Plus have spread the project’s 203 apartments across two towers, one 26 storeys and one 10-storeys, which are joined by a skybridge. Developers Drekoncile have also received the go-ahead to build a large electronic advertising sign, two-storeys high, which will wrap around the One St Kilda's western facade.

The project is one of a few major developments going up in the area, but will be the largest in terms of size and apartment numbers. Others include JCB’s The Icon, which has been nicknamed by locals as ‘Lego Tower’ and provides 119 apartments, and the other is the 26-storey S.T.K Apartments building at 3 St Kilda Road which has 309 apartments.

Ian Briggs, one of Plus Architecture’s directors, hopes the project will bring significant improvement to the junction.

"It's such an important junction for pedestrians as well as cyclists and motorists and yet it's a bit of [a] wasteland at the moment," he says.

"I think with the increase of people and its usage there will be more pressure on council and governing authorities to do a whole lot more research and work to make it a much better place for everyone."

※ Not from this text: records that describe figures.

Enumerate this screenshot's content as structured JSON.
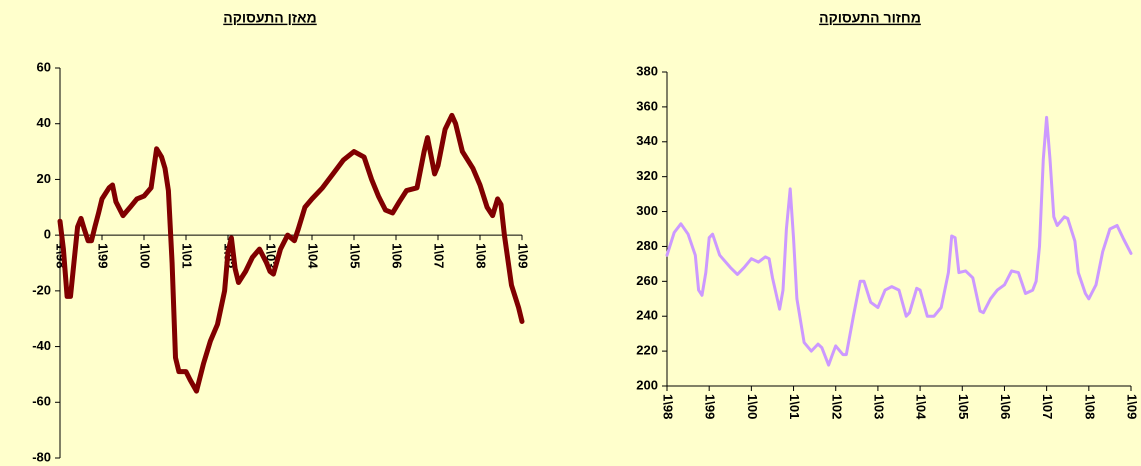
{
  "chart_data": [
    {
      "type": "line",
      "title": "מאזן התעסוקה",
      "xlim": [
        1998,
        2009
      ],
      "ylim": [
        -80,
        60
      ],
      "yticks": [
        -80,
        -60,
        -40,
        -20,
        0,
        20,
        40,
        60
      ],
      "xticks": [
        {
          "value": 1998,
          "label": "1\\98"
        },
        {
          "value": 1999,
          "label": "1\\99"
        },
        {
          "value": 2000,
          "label": "1\\00"
        },
        {
          "value": 2001,
          "label": "1\\01"
        },
        {
          "value": 2002,
          "label": "1\\02"
        },
        {
          "value": 2003,
          "label": "1\\03"
        },
        {
          "value": 2004,
          "label": "1\\04"
        },
        {
          "value": 2005,
          "label": "1\\05"
        },
        {
          "value": 2006,
          "label": "1\\06"
        },
        {
          "value": 2007,
          "label": "1\\07"
        },
        {
          "value": 2008,
          "label": "1\\08"
        },
        {
          "value": 2009,
          "label": "1\\09"
        }
      ],
      "series": [
        {
          "color": "#800000",
          "x": [
            1998.0,
            1998.08,
            1998.17,
            1998.25,
            1998.33,
            1998.42,
            1998.5,
            1998.58,
            1998.67,
            1998.75,
            1998.83,
            1998.92,
            1999.0,
            1999.17,
            1999.25,
            1999.33,
            1999.5,
            1999.67,
            1999.83,
            2000.0,
            2000.17,
            2000.3,
            2000.42,
            2000.5,
            2000.58,
            2000.67,
            2000.75,
            2000.83,
            2001.0,
            2001.1,
            2001.25,
            2001.42,
            2001.58,
            2001.75,
            2001.92,
            2002.0,
            2002.08,
            2002.17,
            2002.25,
            2002.42,
            2002.58,
            2002.75,
            2002.92,
            2003.0,
            2003.08,
            2003.25,
            2003.42,
            2003.58,
            2003.67,
            2003.83,
            2004.0,
            2004.25,
            2004.5,
            2004.75,
            2005.0,
            2005.24,
            2005.42,
            2005.58,
            2005.75,
            2005.92,
            2006.08,
            2006.25,
            2006.5,
            2006.67,
            2006.75,
            2006.92,
            2007.0,
            2007.17,
            2007.33,
            2007.42,
            2007.58,
            2007.83,
            2008.0,
            2008.17,
            2008.3,
            2008.42,
            2008.5,
            2008.58,
            2008.75,
            2008.92,
            2009.0
          ],
          "values": [
            5,
            -5,
            -22,
            -22,
            -10,
            3,
            6,
            2,
            -2,
            -2,
            3,
            8,
            13,
            17,
            18,
            12,
            7,
            10,
            13,
            14,
            17,
            31,
            28,
            24,
            16,
            -10,
            -44,
            -49,
            -49,
            -52,
            -56,
            -46,
            -38,
            -32,
            -20,
            -6,
            -1,
            -12,
            -17,
            -13,
            -8,
            -5,
            -10,
            -13,
            -14,
            -5,
            0,
            -2,
            2,
            10,
            13,
            17,
            22,
            27,
            30,
            28,
            20,
            14,
            9,
            8,
            12,
            16,
            17,
            30,
            35,
            22,
            25,
            38,
            43,
            40,
            30,
            24,
            18,
            10,
            7,
            13,
            11,
            0,
            -18,
            -26,
            -31
          ]
        }
      ]
    },
    {
      "type": "line",
      "title": "מחזור התעסוקה",
      "xlim": [
        1998,
        2009
      ],
      "ylim": [
        200,
        380
      ],
      "yticks": [
        200,
        220,
        240,
        260,
        280,
        300,
        320,
        340,
        360,
        380
      ],
      "xticks": [
        {
          "value": 1998,
          "label": "1\\98"
        },
        {
          "value": 1999,
          "label": "1\\99"
        },
        {
          "value": 2000,
          "label": "1\\00"
        },
        {
          "value": 2001,
          "label": "1\\01"
        },
        {
          "value": 2002,
          "label": "1\\02"
        },
        {
          "value": 2003,
          "label": "1\\03"
        },
        {
          "value": 2004,
          "label": "1\\04"
        },
        {
          "value": 2005,
          "label": "1\\05"
        },
        {
          "value": 2006,
          "label": "1\\06"
        },
        {
          "value": 2007,
          "label": "1\\07"
        },
        {
          "value": 2008,
          "label": "1\\08"
        },
        {
          "value": 2009,
          "label": "1\\09"
        }
      ],
      "series": [
        {
          "color": "#cc99ff",
          "x": [
            1998.0,
            1998.17,
            1998.33,
            1998.5,
            1998.67,
            1998.75,
            1998.83,
            1998.92,
            1999.0,
            1999.08,
            1999.25,
            1999.5,
            1999.67,
            1999.83,
            2000.0,
            2000.17,
            2000.33,
            2000.42,
            2000.5,
            2000.67,
            2000.75,
            2000.83,
            2000.92,
            2001.0,
            2001.08,
            2001.25,
            2001.42,
            2001.58,
            2001.67,
            2001.83,
            2001.92,
            2002.0,
            2002.17,
            2002.25,
            2002.42,
            2002.58,
            2002.67,
            2002.83,
            2003.0,
            2003.17,
            2003.33,
            2003.5,
            2003.67,
            2003.75,
            2003.92,
            2004.0,
            2004.17,
            2004.33,
            2004.5,
            2004.67,
            2004.75,
            2004.83,
            2004.92,
            2005.08,
            2005.25,
            2005.42,
            2005.5,
            2005.67,
            2005.83,
            2006.0,
            2006.17,
            2006.33,
            2006.5,
            2006.67,
            2006.75,
            2006.83,
            2006.92,
            2007.0,
            2007.08,
            2007.17,
            2007.25,
            2007.42,
            2007.5,
            2007.67,
            2007.75,
            2007.92,
            2008.0,
            2008.17,
            2008.33,
            2008.5,
            2008.67,
            2008.83,
            2009.0
          ],
          "values": [
            275,
            288,
            293,
            287,
            275,
            255,
            252,
            265,
            285,
            287,
            275,
            268,
            264,
            268,
            273,
            271,
            274,
            273,
            262,
            244,
            255,
            290,
            313,
            285,
            250,
            225,
            220,
            224,
            222,
            212,
            218,
            223,
            218,
            218,
            240,
            260,
            260,
            248,
            245,
            255,
            257,
            255,
            240,
            242,
            256,
            255,
            240,
            240,
            245,
            265,
            286,
            285,
            265,
            266,
            262,
            243,
            242,
            250,
            255,
            258,
            266,
            265,
            253,
            255,
            260,
            280,
            330,
            354,
            330,
            297,
            292,
            297,
            296,
            283,
            265,
            253,
            250,
            258,
            277,
            290,
            292,
            284,
            276
          ]
        }
      ]
    }
  ]
}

But not everyone is happy with the approval of One St Kilda Junction. Port Phillip Council for one is seeking legal advice over whether to appeal the approval by the Victorian Civil and Administrative Tribunal (VCAT) at the Supreme Court and says that the VCAT is disconnected from the concerns of the community.

Port Phillip mayor Bernadene Voss said she had sent a number of letters to Planning Minister Richard Wynne encouraging interim planning restrictions for the junction and a southern stretch of St Kilda Road. The council's preferred height limit for the area was 10 storeys, more than two times shorter than the tallest approved high-rise.

"It's become obvious there is a real disconnect between Victorian Civil and Administrative Tribunal (VCAT) and the community,” says Port Phillip councillor Andrew Bond. “It's time for the minister to rein in VCAT or remove them from the planning process altogether."